First, it should be noted that previous research on the psychological antecedents, correlates and consequences of ideological and political preferences has focused almost exclusively on the left-right ideological divide. Although we gained solid knowledge in this sense, this research falls short in providing a full understanding of populism and its psychological roots. Thus, we cannot simply extend previous knowledge to the comprehension of this important phenomena. Despite this evident gap, very little psychological research was conducted in this sense and we cannot firmly answer to basic questions such as: is populism psychologically distinguishable from other left or right wing oriented ideologies? What are the psychological factors that can cause endorsement of populism?
These are fundamental questions that need to be addressed by social sciences in general and psychology can and should take a leading role in this sense. In addition, nowadays, this topic of study is timely and urgently needed. Populism is not an inert ideology that mildly affect individuals' preferences on abstract issues. Several areas of social and political life are potentially affected by populism, even those which are not, at first glance, strictly connected with anti-elitism or with the General Will of People such as attitudes toward vaccines or toward immigration, as well as basic conceptions of democracy as historically determined.

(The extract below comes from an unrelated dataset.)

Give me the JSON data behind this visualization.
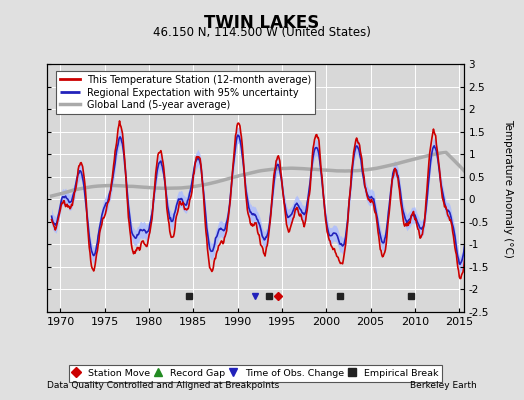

By examining the psychological roots of the consequences of populism, this project will contribute to better understand why populism can be so pervasive, far-reaching and fascinating for millions of individuals. To do so, and this could be a potentially important contribution of the project, we will focus on a basic motivational imperative that might underlie populistic shifts, that is gaining back control lost in other domains. This compensatory control explanation of populism, if supported empirically, will help to predict under which social and economic conditions populism will be on the rise, why a certain type of communication characterizes populism, why certain economic, political and historical past experiences cannot defuse populistic peaks in politics. For this and other reasons an important part of the project will deal with examining the consequences of populism in a wide array of domains trying to ascertain not only what is affected by populism but also what type of worldview, motivations or value can underlie the effect.
Another potential innovative contribution of the present project resides in the methodology we will use to study this issue. First, previous research was mainly descriptive or correlational. Although these methodologies are appropriate and informative for this topic, virtually no experimental research was conducted with no possibility to draw causal inferences.
The specific know-how of this research team will allow to conduct solid experimental research thus filling this important gap and allowing to empirically answer central questions which may be best examined experimentally. Second, we will use sophisticated measures and tasks to intercept physiological and automatic responses of individuals. If, as we advance, populism is linked to basic human motivations (e.g., avoiding exclusion, gaining back control, reducing uncertainty), then using physiological, and implicit measures to detect slight, inaccessible to awareness, changes in motivational postures and evaluations can potentially be an important advancement for this field of study.